Originally appeared at ZeroHedge
In a deployment not seen in seven years, three Chinese warships including a guided-missile destroyer warship embarked on a tour of Gulf Arab states for the first time since 2010 in what al Arabiya has called Beijing’s “desire to play a bigger role on the global stage.”
The three Chinese vessels arrived in Qatar’s capital Doha on Saturday following a visit to the Saudi port city of Jeddah, according to Chinese state broadcaster CCTV.
While China’s navy regularly tours the world and its ships patrol off the coasts of Yemen and Somalia as part of international anti-piracy operations, such visits to Gulf Arab states, where both the U.S. and Britain have naval bases, are less common. In 2014, China’s navy visited Iran for the first time to take part in joint naval exercises with Saudi Arabia’s regional arch-rival.

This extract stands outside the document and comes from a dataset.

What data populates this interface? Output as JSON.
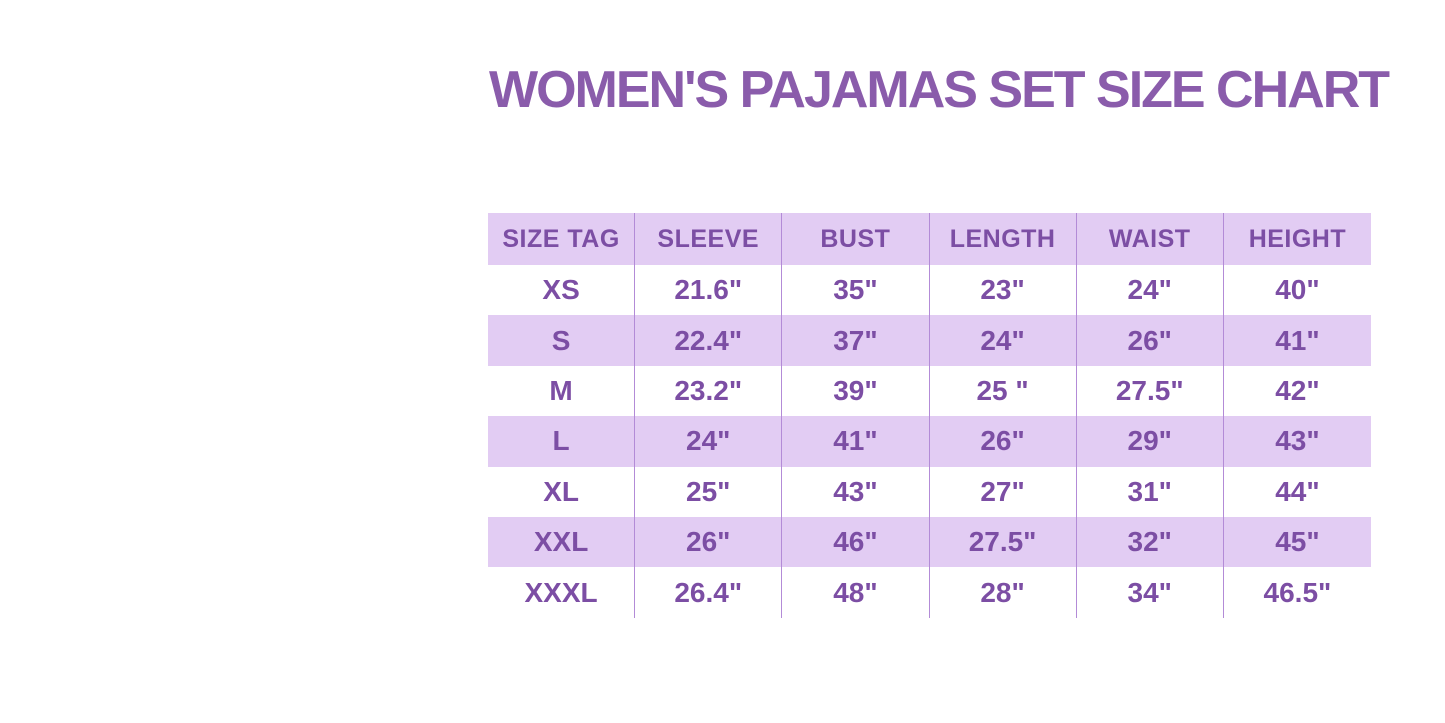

Beijing, which relies on the Middle East for oil, has tended to leave Middle Eastern diplomacy to the other four permanent members of the U.N. Security Council – the United States, Britain, France and Russia. As reported yesterday, for the first time in history, Russia surpassed Saudi Arabia as China’s primary source of oil imports.
Perhaps this fallback option explains why China has been trying to get more involved in gulf diplomacy recently, especially in Syria peace efforts, and has taken tentative steps over the Yemen crisis too.
A senior Chinese diplomat said on Monday that Beijing could be forced to assume a role of world leadership if others step back from that position after U.S. President Donald Trump pledged in his first speech to put “America first.” Naturally such an expansion in China’s global role would include taking tenative steps to declaring who its friends in the gulf region are and, by implication, its enemies.